Listen up noob. Oh, you don't know what a noob is? Let me try and say it in a way you will understand it: Listen up peasant. There, is that better? Back when I started playing computer games back in the early 90s, you know, when Urkel was still a guest star and Clinton hadn't yet been caught dipping his pen in the company ink, there was no gamer slang to speak of. The words we created were out of necessity because.... wait for it... we did NOT HAVE THE LUXURY OF VOICE COMMS. Phrases like "afk" and "lol" were text based expressions that described exactly what one was doing. I can't count the times I climbed back onto my chair to type "ROFL" because I was literally rolling on the floor laughing. Don't even get me started on emojis (which are emoticons by the way). Back in my day we had barely a handful to convey our emotions: smiley face, frowny face, winky face, stick your tongue out face, winky stick your tongue out face, and open mouth laughing face. But then again, anyone who would use open mouth laughing face would quickly be inundated with less than-three equal signs-number 3's. But, I digress.Basically, the words all you not-impressed-by-a-terabyte kids throw around today just don't make any sense. All we have is this hipster-inspired technobabble that can only be understood if you've ever owned a cell phone in elementary school. Below are just a few examples that I was able to type out before repeatedly smashing my face into the keyboard out of frustration.

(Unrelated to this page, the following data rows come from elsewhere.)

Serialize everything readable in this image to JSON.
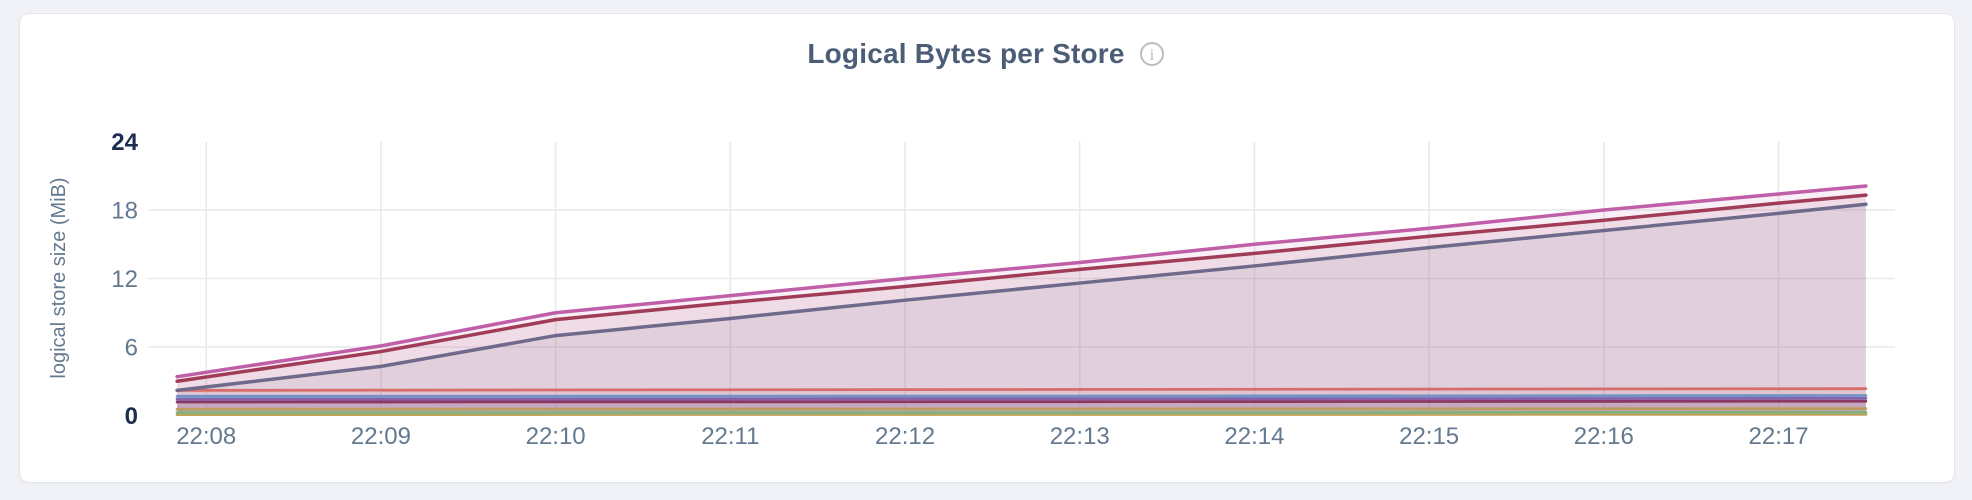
{
  "colors": {
    "page_background": "#f0f2f7",
    "card_background": "#ffffff",
    "card_border": "#e4e5ea",
    "title_text": "#4c5d77",
    "info_icon": "#b7bbc3",
    "grid": "#e9e9ec",
    "tick_text": "#64798f",
    "tick_text_emphasis": "#1d2d50"
  },
  "header": {
    "title": "Logical Bytes per Store",
    "info_icon_glyph": "i"
  },
  "chart_data": {
    "type": "area",
    "title": "Logical Bytes per Store",
    "xlabel": "",
    "ylabel": "logical store size (MiB)",
    "ylim": [
      0,
      24
    ],
    "x_domain_seconds": [
      0,
      600
    ],
    "grid": true,
    "legend": "none",
    "fill_opacity": 0.1,
    "grid_y_values": [
      6,
      12,
      18
    ],
    "yticks": [
      {
        "value": 0,
        "label": "0",
        "bold": true
      },
      {
        "value": 6,
        "label": "6",
        "bold": false
      },
      {
        "value": 12,
        "label": "12",
        "bold": false
      },
      {
        "value": 18,
        "label": "18",
        "bold": false
      },
      {
        "value": 24,
        "label": "24",
        "bold": true
      }
    ],
    "xticks": [
      {
        "t": 20,
        "label": "22:08"
      },
      {
        "t": 80,
        "label": "22:09"
      },
      {
        "t": 140,
        "label": "22:10"
      },
      {
        "t": 200,
        "label": "22:11"
      },
      {
        "t": 260,
        "label": "22:12"
      },
      {
        "t": 320,
        "label": "22:13"
      },
      {
        "t": 380,
        "label": "22:14"
      },
      {
        "t": 440,
        "label": "22:15"
      },
      {
        "t": 500,
        "label": "22:16"
      },
      {
        "t": 560,
        "label": "22:17"
      }
    ],
    "series": [
      {
        "id": "series-1",
        "color": "#c05fa8",
        "line_width": 3.5,
        "points": [
          [
            10,
            3.4
          ],
          [
            80,
            6.1
          ],
          [
            140,
            9.0
          ],
          [
            200,
            10.5
          ],
          [
            260,
            12.0
          ],
          [
            320,
            13.4
          ],
          [
            380,
            15.0
          ],
          [
            440,
            16.4
          ],
          [
            500,
            18.0
          ],
          [
            560,
            19.4
          ],
          [
            590,
            20.1
          ]
        ]
      },
      {
        "id": "series-2",
        "color": "#a03c58",
        "line_width": 3.5,
        "points": [
          [
            10,
            3.0
          ],
          [
            80,
            5.6
          ],
          [
            140,
            8.4
          ],
          [
            200,
            9.9
          ],
          [
            260,
            11.3
          ],
          [
            320,
            12.8
          ],
          [
            380,
            14.2
          ],
          [
            440,
            15.7
          ],
          [
            500,
            17.1
          ],
          [
            560,
            18.6
          ],
          [
            590,
            19.3
          ]
        ]
      },
      {
        "id": "series-3",
        "color": "#6f6a8c",
        "line_width": 3.5,
        "points": [
          [
            10,
            2.2
          ],
          [
            80,
            4.3
          ],
          [
            140,
            7.0
          ],
          [
            200,
            8.5
          ],
          [
            260,
            10.1
          ],
          [
            320,
            11.6
          ],
          [
            380,
            13.1
          ],
          [
            440,
            14.7
          ],
          [
            500,
            16.2
          ],
          [
            560,
            17.7
          ],
          [
            590,
            18.5
          ]
        ]
      },
      {
        "id": "series-4",
        "color": "#d66d6a",
        "line_width": 2.8,
        "points": [
          [
            10,
            2.2
          ],
          [
            300,
            2.28
          ],
          [
            590,
            2.35
          ]
        ]
      },
      {
        "id": "series-5",
        "color": "#7293c6",
        "line_width": 2.8,
        "points": [
          [
            10,
            1.68
          ],
          [
            300,
            1.7
          ],
          [
            590,
            1.75
          ]
        ]
      },
      {
        "id": "series-6",
        "color": "#8762aa",
        "line_width": 2.8,
        "points": [
          [
            10,
            1.42
          ],
          [
            300,
            1.46
          ],
          [
            590,
            1.5
          ]
        ]
      },
      {
        "id": "series-7",
        "color": "#8c3864",
        "line_width": 2.8,
        "points": [
          [
            10,
            1.18
          ],
          [
            300,
            1.21
          ],
          [
            590,
            1.25
          ]
        ]
      },
      {
        "id": "series-8",
        "color": "#bd9d5f",
        "line_width": 2.8,
        "points": [
          [
            10,
            0.55
          ],
          [
            300,
            0.57
          ],
          [
            590,
            0.6
          ]
        ]
      },
      {
        "id": "series-9",
        "color": "#82b182",
        "line_width": 2.8,
        "points": [
          [
            10,
            0.25
          ],
          [
            300,
            0.26
          ],
          [
            590,
            0.28
          ]
        ]
      },
      {
        "id": "series-10",
        "color": "#c2a25a",
        "line_width": 2.8,
        "points": [
          [
            10,
            0.08
          ],
          [
            300,
            0.09
          ],
          [
            590,
            0.1
          ]
        ]
      }
    ]
  }
}
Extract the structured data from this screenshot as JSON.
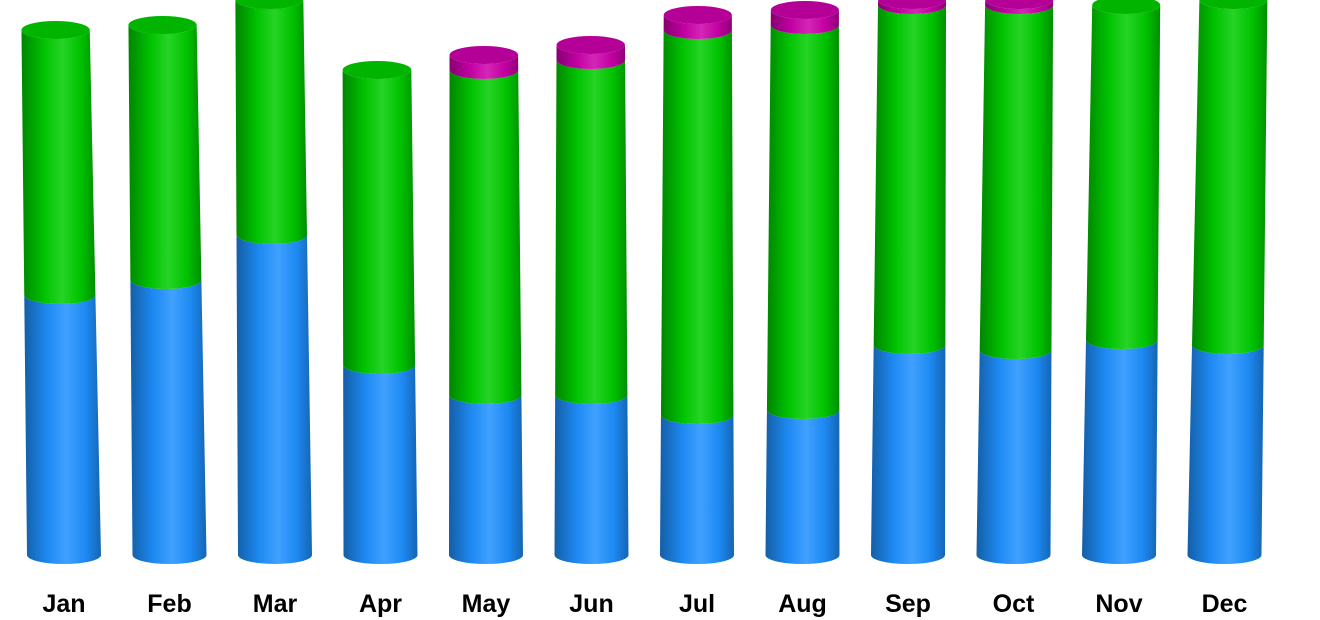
{
  "chart_data": {
    "type": "bar",
    "variant": "stacked-3d-cylinder",
    "title": "",
    "xlabel": "",
    "ylabel": "",
    "legend": "none",
    "grid": false,
    "ylim": [
      0,
      550
    ],
    "categories": [
      "Jan",
      "Feb",
      "Mar",
      "Apr",
      "May",
      "Jun",
      "Jul",
      "Aug",
      "Sep",
      "Oct",
      "Nov",
      "Dec"
    ],
    "series": [
      {
        "color": "#1e90ff",
        "values": [
          260,
          275,
          320,
          190,
          160,
          160,
          140,
          145,
          210,
          205,
          215,
          210
        ]
      },
      {
        "color": "#00cc00",
        "values": [
          265,
          255,
          235,
          295,
          325,
          335,
          385,
          385,
          340,
          345,
          335,
          345
        ]
      },
      {
        "color": "#cc00aa",
        "values": [
          0,
          0,
          0,
          0,
          15,
          15,
          15,
          15,
          5,
          5,
          0,
          0
        ]
      }
    ]
  }
}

LULZ - Hey, I know, let's take a perfectly good acronym that is straightforward and twist it into something that makes no fucking sense. I blame the assclowns that started saying "lol" into voice comms instead of, oh, I don't know, ACTUALLY LAUGHING.
STREAMER - Let me get this straight, people make a living having people watch them play computer games? When I was your age, there was only one streamer on the entire planet as far as I was concerned. His name was Jim and every day he would come home from school and rip the SNES controller from my hands. My only option would be to sit there and watch my big brother play as defeated Zeromus for the first time. The point? Playing is always more fun than watching someone play a game.
WELP - Like any red-blooded American, I am a fan of turning just about any word into a verb. "Beer me," "text me," and "Google it" have all been in my rotation for years. However, I am NOT a fan of completely ignoring our linguistic history. Welp is not a verb used to illustrate a careless or bumbling maneuver in a game, it's an iteration of the linguistic phenomenon known as the “excrescent p,” which results from the sound the mouth makes when it's en route to another word. God, people, respect the language.
EARLY ACCESS - What the hell is this shit? In my day early access meant your best friend was the manager at Electronic Boutique and she could sneak a copy of a new release to you the day before it came out. How about this, wait for a game to come out before you buy it. Ah, forget it, I am going to just head down to my local car dealership and pay them to let me test drive some cars...have to see if I like it before I buy it, am I right?
FOR REASONS - I'll give you a reason, stop being so friggin' lazy and actually communicate effectively with your fellow human beings.